At that point, I read the pattern while simultaneously trying to watch a movie. Jay had left, so Clarica took the pattern out of my hand, and gave me verbal instructions on what to do next. I went along, getting the yoke all set up, and then she told me what to do, and apparently what happened is that I promptly forgot half of it.

Which is why, about 12 rows later, I realized that something was wrong. I was increasing correctly on only half of each garter panel. Wellll, crap. I’d been having this niggling feeling, as I went along, that I was missing an increase on either side, but there was a war between “what I think Claire told me to do,” and what “seemed right”. I should have listened to what Claire told me to do (she will joke that of course this should always be my guiding principle). When I saw how off the shape was, I knew I had to pull it out, or frog it, as they say.

I considered just ripping it down to nothing because I couldn’t figure out how I’d be able to magically stop right after the ribbing, and then pick up all those stitches. I knew it’s possible, but I didn’t feel like that was quite in my skill set yet. Oh, sometimes it’s magic to be wrong – I pulled those suckers out, and then I took my circulars, and I picked up exactly 144 stitches – the row right after the initial increase. I squealed, then cheered! My family, who were all trying to watch a show, gave me quizzical looks.

“I have 144 stitches! HOW IS THAT POSSIBLE?”

They were not as impressed as they should have been.

Here’s where I got stuck again:

The next round is the marker set up.

P17, PM, K55, PM, twice.

Purl 17 stitches. Place a marker. Knit 55 stitches. Place a marker.

Purl the next 17. Place a marker. Knit 55. Place a marker.

At this point I should be right back at that first purl stitch. I’ve cycled around all 144 stitches. My next stitch is a purl.

And yet here’s the next instruction. It’s to do Setup round 1. First step? KFB, knit to 2 stitches before raglan marker, KFB, K1.

So I’m supposed to KFB into the first purl stitch? What? But then later, I’m supposed to be preserving those 17 purl stitches, they constitute the garter strip that goes down the sleeves.


It’s 11pm, and everyone here is heading off to bed. Which is fine because none of them knows how to knit, anyway. Claire will be here tomorrow and I’ll ask her what the heck I’m not seeing. Obviously, she knew how to read the pattern correctly, she had me set it all up right the first time.

Time to make some tea, and eat my nightly sweet potato*.

*Explanation of nightly sweet potato: two things.

1) I’m trying to eat more vegetables.

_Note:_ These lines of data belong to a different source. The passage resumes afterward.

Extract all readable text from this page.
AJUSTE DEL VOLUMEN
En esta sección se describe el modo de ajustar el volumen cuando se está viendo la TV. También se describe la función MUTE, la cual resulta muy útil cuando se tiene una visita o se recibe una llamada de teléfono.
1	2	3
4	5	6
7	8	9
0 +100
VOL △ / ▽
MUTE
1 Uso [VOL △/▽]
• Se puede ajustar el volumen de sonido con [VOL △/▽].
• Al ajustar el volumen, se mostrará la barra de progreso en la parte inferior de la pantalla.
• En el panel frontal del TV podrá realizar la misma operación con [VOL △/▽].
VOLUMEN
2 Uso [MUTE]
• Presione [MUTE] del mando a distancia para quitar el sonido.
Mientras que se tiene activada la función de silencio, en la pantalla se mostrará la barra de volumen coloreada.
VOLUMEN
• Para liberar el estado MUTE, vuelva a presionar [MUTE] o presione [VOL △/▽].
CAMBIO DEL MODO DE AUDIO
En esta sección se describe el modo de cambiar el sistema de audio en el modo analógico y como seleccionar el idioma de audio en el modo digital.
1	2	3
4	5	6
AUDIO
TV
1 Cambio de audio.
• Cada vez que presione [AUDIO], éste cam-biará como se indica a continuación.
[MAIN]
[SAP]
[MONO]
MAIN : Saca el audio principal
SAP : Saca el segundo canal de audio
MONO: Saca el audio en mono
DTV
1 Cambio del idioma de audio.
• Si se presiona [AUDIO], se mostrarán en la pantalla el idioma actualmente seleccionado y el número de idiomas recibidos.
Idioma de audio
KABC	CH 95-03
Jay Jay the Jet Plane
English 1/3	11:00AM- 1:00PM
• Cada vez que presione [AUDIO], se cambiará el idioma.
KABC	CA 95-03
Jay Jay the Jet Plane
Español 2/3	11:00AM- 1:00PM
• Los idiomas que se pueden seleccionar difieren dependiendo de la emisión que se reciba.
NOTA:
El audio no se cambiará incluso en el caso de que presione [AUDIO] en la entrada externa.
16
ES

I hear people who live a long time eat a lot of vegetables, and I’d really like to be a healthy, vibrant old lady (with long white braids wrapped around her head, maybe some flowers worked in there).

2) The functional medicine psych I’m seeing for the anxiety and fibromyalgia has been urging me to work at changing my gut microbiome, and apparently sweet potatoes (among other veggies) have a good starch that is beneficial to the gut bugs.

My new nightly routine is to cut up a sweet potato into wedges, toss it in a little olive oil, and lay it out on a pan, put some Sandwich Sprinkle over it (that stuff is great on everything), and then bake it at 375 degrees for about 30 minutes. I’m not sure if my gut biome is changing, but I’m liking the new habit.